At the conclusion of its regular, two-day monetary policy meeting this week, the Federal Open Market Committee (FOMC) acknowledged that “economic activity has picked up following its severe downturn.” However, the group of Federal Reserve board governors and federal bank presidents signaled that it was still too early to start raising interest rates, voting to keep the central bank’s benchmark federal funds rate at virtually zero — 0 to 0.25 percent — “an extended period.” To provide support to mortgage lending, the housing sector, and secondary markets and to improve overall credit conditions, the FOMC said the Federal Reserve will maintain its previous commitment to purchase a total of $1.25 trillion of agency mortgage-backed securities (MBS) and up to $200 billion of agency debt from the GSEs.

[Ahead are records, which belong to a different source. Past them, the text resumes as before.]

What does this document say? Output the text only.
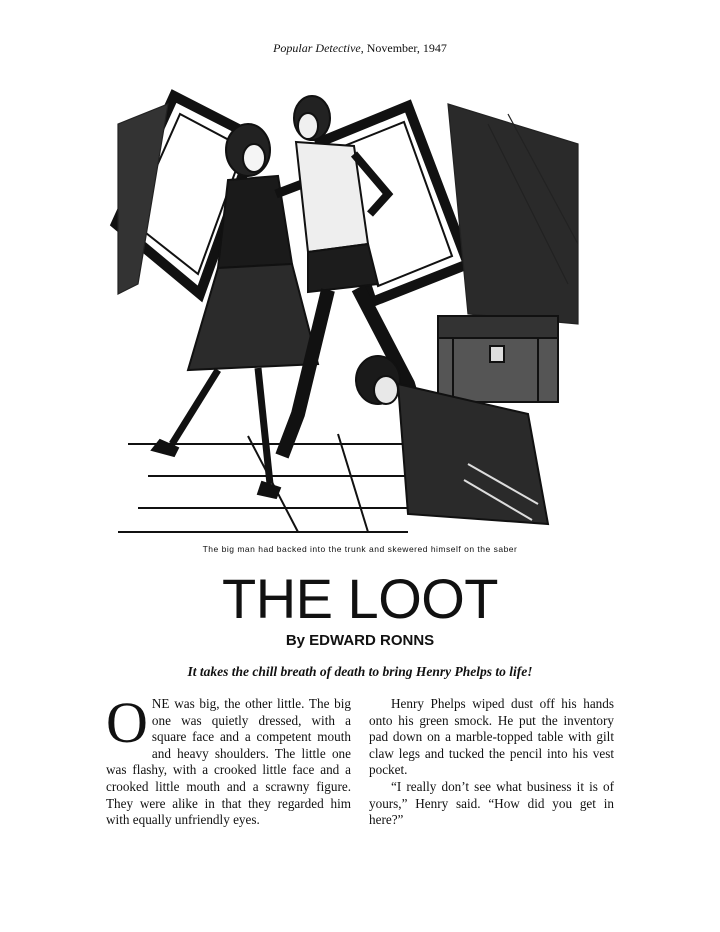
Popular Detective, November, 1947
The big man had backed into the trunk and skewered himself on the saber
THE LOOT
By EDWARD RONNS
It takes the chill breath of death to bring Henry Phelps to life!

ONE was big, the other little. The big one was quietly dressed, with a square face and a competent mouth and heavy shoulders. The little one was flashy, with a crooked little face and a crooked little mouth and a scrawny figure. They were alike in that they regarded him with equally unfriendly eyes.

Henry Phelps wiped dust off his hands onto his green smock. He put the inventory pad down on a marble-topped table with gilt claw legs and tucked the pencil into his vest pocket.

“I really don’t see what business it is of yours,” Henry said. “How did you get in here?”
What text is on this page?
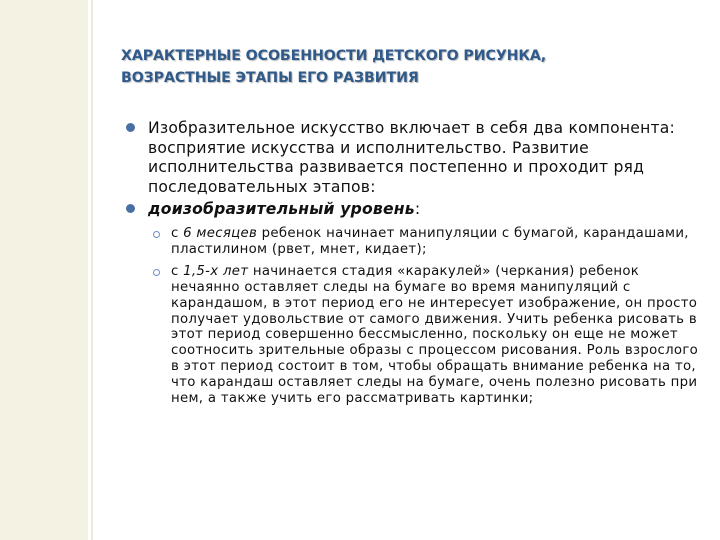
ХАРАКТЕРНЫЕ ОСОБЕННОСТИ ДЕТСКОГО РИСУНКА,
ВОЗРАСТНЫЕ ЭТАПЫ ЕГО РАЗВИТИЯ
Изобразительное искусство включает в себя два компонента: восприятие искусства и исполнительство. Развитие исполнительства развивается постепенно и проходит ряд последовательных этапов:
доизобразительный уровень:
с 6 месяцев ребенок начинает манипуляции с бумагой, карандашами, пластилином (рвет, мнет, кидает);
с 1,5-х лет начинается стадия «каракулей» (черкания) ребенок нечаянно оставляет следы на бумаге во время манипуляций с карандашом, в этот период его не интересует изображение, он просто получает удовольствие от самого движения. Учить ребенка рисовать в этот период совершенно бессмысленно, поскольку он еще не может соотносить зрительные образы с процессом рисования. Роль взрослого в этот период состоит в том, чтобы обращать внимание ребенка на то, что карандаш оставляет следы на бумаге, очень полезно рисовать при нем, а также учить его рассматривать картинки;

The U.S. central bank will gradually slow the pace of these purchases, but extended the end-date of its MBS and agency debt programs from December 2009, as originally anticipated, to the end of the first quarter of 2010. As previously announced, the Federal Reserve’s purchases of $300 billion of Treasury securities will be completed by the end of October 2009. The FOMC said it will continue to evaluate the timing and overall amounts of its purchases of securities in light of the evolving economic outlook and conditions in financial markets. The Federal Reserve Bank of New York, the institution responsible for administering the Fed’s MBS and agency debt purchase programs, said it will begin gradually reducing the average weekly purchase amounts of MBS, starting with transactions conducted this week, as well as reduce both the size and frequency of individual agency debt purchase operations, with the frequency of agency debt purchases declining to once every two weeks during the first quarter of 2010. In a written statement, FOMC said that conditions in the financial markets and housing sector have improved even further since its last meeting in August, while household spending appears to be stabilizing. “Although economic activity is likely to remain weak for a time, the committee anticipates that policy actions to stabilize financial markets and institutions, fiscal and monetary stimulus, and market forces will support a strengthening of economic growth,” the group wrote.